Photo: Ed Morales
The promotional tie-up between the Fiat brand in America and entertainer Jennifer Lopez was supposed to be the foundation for the launch of the Fiat 500 on this side of the Atlantic. Instead its become a gaffe filled comedy of errors. The first step in the use of the singer/dancer as a celebrity endorser, said to be the brainchild of Chrysler head Olivier François, was to use the 500 in filming the music video for Lopez’ recent release Papi. That might not have been a bad idea had François not also decided on using a 30 second trailer from the video as a commercial for the car. The result made no sense and was panned by Pete DeLorenzo as the worst car commercial of the past decade. This was followed up by an actual commercial featuring J-Lo, known for her self-professed “Jenny on the block” persona, apparently driving in her old NYC neighborhood. I say apparently because first it was revealed that much of the principal photography with Ms. Lopez was not shot on location in New York. Then it came to light that those scenes that were actually shot in New York used a body double for Lopez. It turns out that really wasn’t Jenny driving a Fiat 500 on the block. Now it turns out that the Fiat 500 used in shooting the New York scenes broke down in the middle of the scene, needing repairs to complete the shoot.
Ed Morales, a writer, poet and adjunct professor, lives near where the commercial was filmed in Brooklyn. About a month ago on his blog he reported having seen the shoot and apparently shot this video of the filming, and these photos of the disabled Fiat 500. The part of the commercial where children start running after Lopez in her white Fiat was shot on his block.

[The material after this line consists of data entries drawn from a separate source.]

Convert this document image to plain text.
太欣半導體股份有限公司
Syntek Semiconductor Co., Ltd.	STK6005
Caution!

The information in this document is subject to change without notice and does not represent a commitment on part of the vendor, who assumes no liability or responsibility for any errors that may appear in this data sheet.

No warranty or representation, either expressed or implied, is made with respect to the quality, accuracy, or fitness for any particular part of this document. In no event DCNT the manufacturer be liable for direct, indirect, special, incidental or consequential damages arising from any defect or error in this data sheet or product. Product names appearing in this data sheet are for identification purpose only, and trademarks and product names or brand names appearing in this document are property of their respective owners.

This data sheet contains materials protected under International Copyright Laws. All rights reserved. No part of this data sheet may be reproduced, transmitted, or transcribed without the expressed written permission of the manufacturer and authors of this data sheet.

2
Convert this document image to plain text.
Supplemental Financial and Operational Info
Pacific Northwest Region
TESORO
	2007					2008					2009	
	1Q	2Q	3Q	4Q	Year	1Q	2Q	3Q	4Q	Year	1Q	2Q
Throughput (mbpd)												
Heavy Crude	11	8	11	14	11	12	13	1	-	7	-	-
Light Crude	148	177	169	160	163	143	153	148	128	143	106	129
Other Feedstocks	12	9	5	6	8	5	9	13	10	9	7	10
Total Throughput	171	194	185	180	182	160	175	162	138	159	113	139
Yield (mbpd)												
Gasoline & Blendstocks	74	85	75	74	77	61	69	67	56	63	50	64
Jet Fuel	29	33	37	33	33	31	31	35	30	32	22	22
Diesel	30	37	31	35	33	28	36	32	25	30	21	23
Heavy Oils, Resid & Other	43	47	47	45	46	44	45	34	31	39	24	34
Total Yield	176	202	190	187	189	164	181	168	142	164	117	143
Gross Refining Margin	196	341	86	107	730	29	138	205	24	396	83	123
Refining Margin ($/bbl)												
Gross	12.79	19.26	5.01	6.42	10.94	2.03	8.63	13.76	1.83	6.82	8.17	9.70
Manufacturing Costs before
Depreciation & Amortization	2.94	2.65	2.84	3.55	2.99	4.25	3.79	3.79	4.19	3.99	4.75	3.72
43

I wanted to run downstairs with one of those little plastic bubble blowers and mingle, but there was no J-Lo, only a high-cheekboned stand-in who patiently sat in the car when about halfway through the 4-hour shoot, the white Fiat broke down.
Normally it would be no big deal for a car in a commercial shoot to break down. Many car commercials are shot with long lead times and must use pre-production or pilot production cars, vehicles that haven’t had all the bugs worked out. Morales, though, blogged about this in mid October and said that the video shoot was “a few weeks” earlier than that. This means that the commercial was shot long after the 500 went on sale here and that it was most likely shot using a regular production North American 500, out of the factory in Mexico.
Referring to the 500’s breakdown, Morales points out that “This little detail was clearly left on the cutting room floor!”. Well, no company is going to publicize mechanical breakdowns, but Fiat in particular has to be sensitive about things like this happening and going viral. The brand hasn’t been sold in the United States for three decades but instead of starting with a blank slate, the brand is hampered by a legacy of unreliability.
That legacy just doesn’t seem to want to go away. The Smoking Gun picked up Morales’ post and published one of his photos, the one with Lopez’s body double sitting behind the wheel while two men poke around under the hood. The very first comment on the post at TSG made a Fix It Again Tony joke.